Other study limitations include a relatively small sample size for individuals with PET data and insufficient racial diversity (predominantly Hispanic) that may pose a potential bias to our results, especially when it comes to the effect of the APOE4 allele on AD status. The lack of longitudinal plasma specimens from individuals that either converted from being Aβ-PET− to Aβ-PET+, or individuals that transitioned from being cognitively normal to MCI and AD limit our current understanding of the prognostic utility of the Aβ42/40 ratio in monitoring disease progression and identifying patients who may benefit from disease-modifying therapeutics.

5. CONCLUSIONS

Our IP-LC-MS/MS assay accurately identified individuals with positive amyloid PET and differentiated individuals diagnosed with AD from age-matched HC. These findings support the use of this blood-based assay for assessing presence of AD pathology in individuals with cognitive impairment and can help reduce PET evaluations in patients with low likelihood of AD pathology, allowing for more efficient allocation of limited imaging resources.

Highlights.

• A new plasma LC-MS/MS assay for the Aβ42/Aβ40 ratio has clinical utility in AD assessment.
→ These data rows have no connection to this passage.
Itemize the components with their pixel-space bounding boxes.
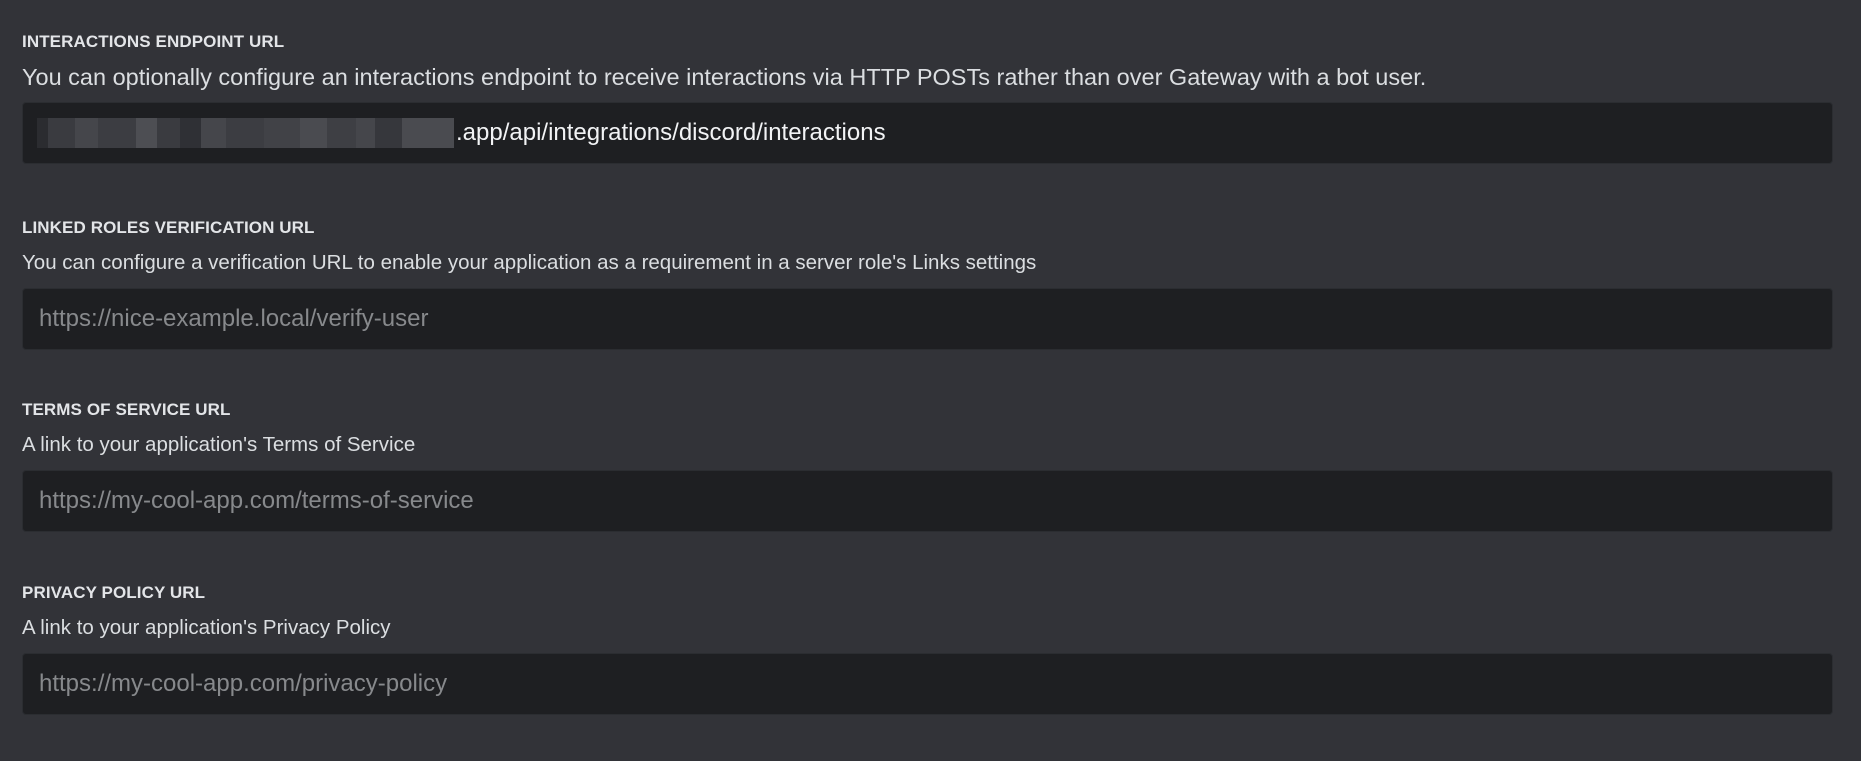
interactions-endpoint-value: .app/api/integrations/discord/interactio… bbox=[456, 119, 886, 146]
linked-roles-description: You can configure a verification URL to … bbox=[22, 251, 1037, 274]
privacy-policy-input[interactable] bbox=[39, 670, 1816, 698]
interactions-endpoint-description: You can optionally configure an interact… bbox=[22, 64, 1427, 90]
terms-of-service-input[interactable] bbox=[39, 487, 1816, 515]
linked-roles-label: LINKED ROLES VERIFICATION URL bbox=[22, 218, 315, 237]
terms-of-service-description: A link to your application's Terms of Se… bbox=[22, 433, 416, 456]
redacted-url-prefix bbox=[37, 118, 455, 148]
privacy-policy-section: PRIVACY POLICY URL A link to your applic… bbox=[22, 583, 1833, 715]
interactions-endpoint-section: INTERACTIONS ENDPOINT URL You can option… bbox=[22, 32, 1833, 164]
privacy-policy-label: PRIVACY POLICY URL bbox=[22, 583, 206, 602]
linked-roles-input-field[interactable] bbox=[22, 288, 1833, 350]
terms-of-service-section: TERMS OF SERVICE URL A link to your appl… bbox=[22, 400, 1833, 532]
linked-roles-section: LINKED ROLES VERIFICATION URL You can co… bbox=[22, 218, 1833, 350]
privacy-policy-input-field[interactable] bbox=[22, 653, 1833, 715]
terms-of-service-label: TERMS OF SERVICE URL bbox=[22, 400, 231, 419]
interactions-endpoint-input[interactable]: .app/api/integrations/discord/interactio… bbox=[22, 102, 1833, 164]
privacy-policy-description: A link to your application's Privacy Pol… bbox=[22, 616, 391, 639]
terms-of-service-input-field[interactable] bbox=[22, 470, 1833, 532]
linked-roles-input[interactable] bbox=[39, 305, 1816, 333]
interactions-endpoint-label: INTERACTIONS ENDPOINT URL bbox=[22, 32, 285, 51]
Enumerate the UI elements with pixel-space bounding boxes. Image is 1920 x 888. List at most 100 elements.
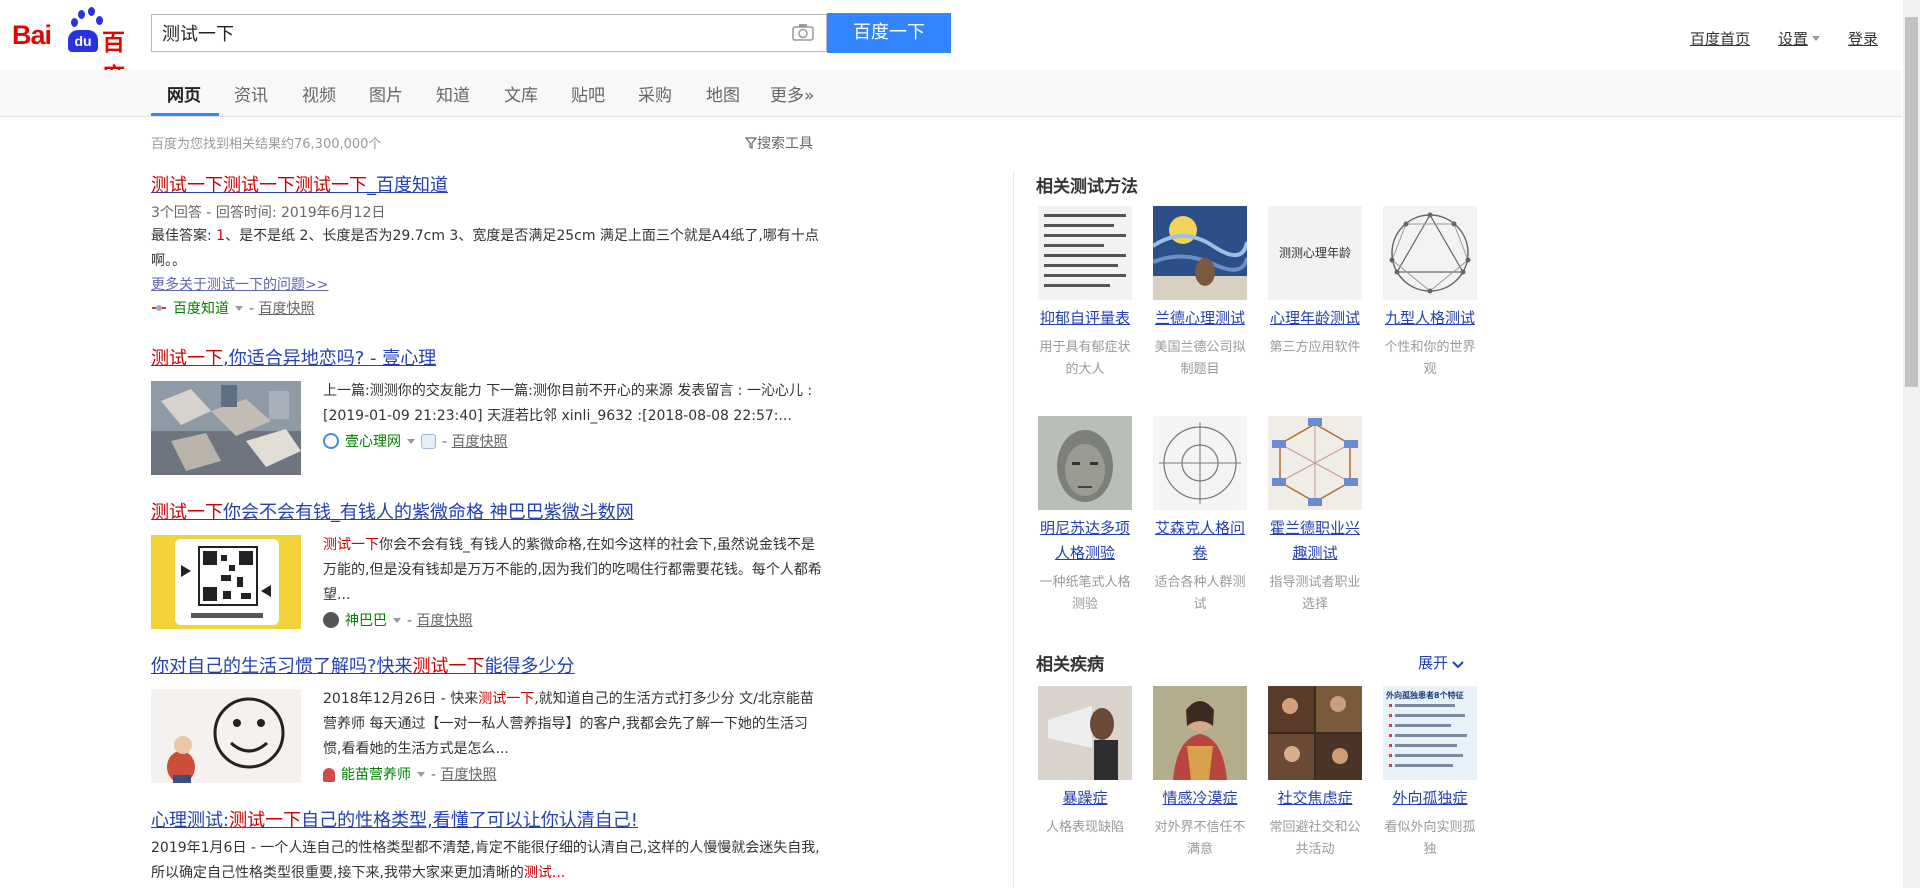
card-image	[1268, 686, 1362, 780]
dropdown-icon[interactable]	[393, 618, 401, 623]
related-card[interactable]: 明尼苏达多项人格测验 一种纸笔式人格测验	[1035, 416, 1135, 616]
result-thumbnail[interactable]	[151, 689, 301, 783]
source-name[interactable]: 能苗营养师	[341, 767, 411, 783]
tab-video[interactable]: 视频	[302, 81, 336, 106]
card-name[interactable]: 霍兰德职业兴趣测试	[1265, 516, 1365, 566]
expand-button[interactable]: 展开	[1418, 652, 1464, 673]
tab-more[interactable]: 更多»	[770, 81, 814, 106]
xinli-logo-icon	[323, 433, 339, 449]
tab-bar: 网页 资讯 视频 图片 知道 文库 贴吧 采购 地图 更多»	[0, 70, 1902, 117]
camera-icon[interactable]	[792, 23, 814, 41]
card-image	[1038, 686, 1132, 780]
search-tools-label: 搜索工具	[757, 136, 813, 152]
related-card[interactable]: 艾森克人格问卷 适合各种人群测试	[1150, 416, 1250, 616]
social-scene-image	[1268, 686, 1362, 780]
result-title[interactable]: 心理测试:测试一下自己的性格类型,看懂了可以让你认清自己!	[151, 809, 827, 833]
tab-wenku[interactable]: 文库	[504, 81, 538, 106]
paw-toe-icon	[78, 10, 85, 19]
login-link[interactable]: 登录	[1848, 30, 1878, 48]
result-thumbnail[interactable]	[151, 381, 301, 475]
card-name[interactable]: 九型人格测试	[1380, 306, 1480, 331]
source-name[interactable]: 神巴巴	[345, 613, 387, 629]
card-image	[1153, 206, 1247, 300]
title-text: 心理测试:	[151, 810, 230, 831]
card-desc: 一种纸笔式人格测验	[1039, 575, 1131, 612]
settings-link[interactable]: 设置	[1778, 30, 1820, 48]
search-result: 测试一下你会不会有钱_有钱人的紫微命格 神巴巴紫微斗数网 测试一下你会不会有钱_…	[151, 501, 827, 633]
city-aerial-image	[151, 381, 301, 475]
face-portrait-image	[1038, 416, 1132, 510]
card-name[interactable]: 情感冷漠症	[1150, 786, 1250, 811]
result-abstract: 测试一下你会不会有钱_有钱人的紫微命格,在如今这样的社会下,虽然说金钱不是万能的…	[323, 533, 823, 608]
card-desc: 美国兰德公司拟制题目	[1154, 340, 1246, 377]
home-link[interactable]: 百度首页	[1690, 30, 1750, 48]
card-name[interactable]: 心理年龄测试	[1265, 306, 1365, 331]
card-name[interactable]: 外向孤独症	[1380, 786, 1480, 811]
result-title[interactable]: 测试一下测试一下测试一下_百度知道	[151, 174, 827, 198]
search-result: 测试一下,你适合异地恋吗? - 壹心理 上一篇:测测你的交友能力 下一篇:测你目…	[151, 347, 827, 479]
card-desc: 用于具有郁症状的大人	[1039, 340, 1131, 377]
dropdown-icon[interactable]	[417, 772, 425, 777]
card-desc: 看似外向实则孤独	[1384, 820, 1476, 857]
search-button[interactable]: 百度一下	[827, 13, 951, 53]
related-card[interactable]: 抑郁自评量表 用于具有郁症状的大人	[1035, 206, 1135, 381]
vertical-scrollbar[interactable]	[1903, 0, 1920, 888]
related-card[interactable]: 兰德心理测试 美国兰德公司拟制题目	[1150, 206, 1250, 381]
related-card[interactable]: 情感冷漠症 对外界不信任不满意	[1150, 686, 1250, 861]
card-name[interactable]: 暴躁症	[1035, 786, 1135, 811]
top-links: 百度首页 设置 登录	[1662, 28, 1878, 49]
result-abstract: 2018年12月26日 - 快来测试一下,就知道自己的生活方式打多少分 文/北京…	[323, 687, 823, 762]
result-abstract: 上一篇:测测你的交友能力 下一篇:测你目前不开心的来源 发表留言 : 一沁心儿 …	[323, 383, 813, 424]
related-card[interactable]: 测测心理年龄 心理年龄测试 第三方应用软件	[1265, 206, 1365, 359]
source-name[interactable]: 壹心理网	[345, 434, 401, 450]
separator: -	[249, 301, 259, 317]
more-questions-link[interactable]: 更多关于测试一下的问题>>	[151, 274, 827, 294]
result-meta: 3个回答 - 回答时间: 2019年6月12日	[151, 205, 386, 221]
scrollbar-thumb[interactable]	[1905, 17, 1918, 387]
title-highlight: 测试一下	[229, 810, 302, 831]
card-name[interactable]: 兰德心理测试	[1150, 306, 1250, 331]
related-card[interactable]: 社交焦虑症 常回避社交和公共活动	[1265, 686, 1365, 861]
nutritionist-avatar-icon	[323, 768, 335, 782]
source-name[interactable]: 百度知道	[173, 301, 229, 317]
result-thumbnail[interactable]	[151, 535, 301, 629]
title-text: 能得多少分	[484, 656, 575, 677]
dropdown-icon[interactable]	[407, 439, 415, 444]
verified-badge-icon[interactable]	[421, 434, 436, 449]
card-name[interactable]: 抑郁自评量表	[1035, 306, 1135, 331]
shenbaba-avatar-icon	[323, 612, 339, 628]
cache-link[interactable]: 百度快照	[441, 767, 497, 783]
card-image	[1268, 416, 1362, 510]
cache-link[interactable]: 百度快照	[452, 434, 508, 450]
card-image	[1038, 416, 1132, 510]
result-title[interactable]: 测试一下你会不会有钱_有钱人的紫微命格 神巴巴紫微斗数网	[151, 501, 827, 525]
abstract-highlight: 1	[216, 228, 226, 244]
card-name[interactable]: 明尼苏达多项人格测验	[1035, 516, 1135, 566]
card-name[interactable]: 社交焦虑症	[1265, 786, 1365, 811]
tab-images[interactable]: 图片	[369, 81, 403, 106]
card-name[interactable]: 艾森克人格问卷	[1150, 516, 1250, 566]
related-card[interactable]: 霍兰德职业兴趣测试 指导测试者职业选择	[1265, 416, 1365, 616]
tab-tieba[interactable]: 贴吧	[571, 81, 605, 106]
cache-link[interactable]: 百度快照	[417, 613, 473, 629]
tab-purchase[interactable]: 采购	[638, 81, 672, 106]
personality-diagram-image	[1153, 416, 1247, 510]
abstract-text: 、是不是纸 2、长度是否为29.7cm 3、宽度是否满足25cm 满足上面三个就…	[151, 228, 819, 269]
related-card[interactable]: 暴躁症 人格表现缺陷	[1035, 686, 1135, 839]
related-card[interactable]: 九型人格测试 个性和你的世界观	[1380, 206, 1480, 381]
tab-map[interactable]: 地图	[706, 81, 740, 106]
search-input[interactable]	[152, 15, 732, 51]
search-tools-button[interactable]: 搜索工具	[744, 133, 813, 153]
cache-link[interactable]: 百度快照	[259, 301, 315, 317]
abstract-text: 2018年12月26日 - 快来	[323, 691, 479, 707]
tab-news[interactable]: 资讯	[234, 81, 268, 106]
dropdown-icon[interactable]	[235, 306, 243, 311]
result-title[interactable]: 你对自己的生活习惯了解吗?快来测试一下能得多少分	[151, 655, 827, 679]
tab-web[interactable]: 网页	[167, 81, 201, 106]
megaphone-image	[1038, 686, 1132, 780]
result-title[interactable]: 测试一下,你适合异地恋吗? - 壹心理	[151, 347, 827, 371]
tab-zhidao[interactable]: 知道	[436, 81, 470, 106]
baidu-logo[interactable]: Bai du 百度	[12, 6, 142, 90]
result-abstract: 2019年1月6日 - 一个人连自己的性格类型都不清楚,肯定不能很仔细的认清自己…	[151, 836, 827, 886]
related-card[interactable]: 外向孤独患者8个特征 外向孤独症 看似外向实则孤独	[1380, 686, 1480, 861]
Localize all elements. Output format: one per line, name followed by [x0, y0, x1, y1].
• Performance was assessed using specimens with a moderate prevalence of Aβ-PET positivity.

• Analysis was extrapolated to 6,192 consecutive clinical specimens submitted for ratio testing.

• Assay cutpoints were proposed to help suggest clinical management decisions.

• Based on the assay’s high NPV, costly PET evaluations may be avoided for many individuals.

Research in Context.

Systematic Review:

Aβ42/Aβ40 ratio data were analyzed from 250 ADRC cohort participants and 6,192 plasma specimens submitted for Aβ42/40 ratio testing by LC-MS/MS at Quest Diagnostics.

Interpretation:

Based on its high NPV, the assay identifies individuals likely to have negative amyloid PET results. Higher discriminatory power and larger fold-changes between PET-positive and negative individuals were observed compared with previous studies. Our “real-world” data set, combined with known performance characteristics, allows us to suggest cutpoints and clinical decisions based on plasma Aβ42/40 ratios.

Future Directions:

Longitudinal plasma specimens from individuals who convert from PET-negative to positive, or that transition from cognitively normal to MCI and AD, will improve understanding of the prognostic utility of the Aβ42/40 ratio. Using Aβ42/40 ratio alone or combined with other biomarkers, to follow patients with cognitive impairment may yield insights regarding their disease conditions and progression and who may benefit from disease-modifying therapeutics.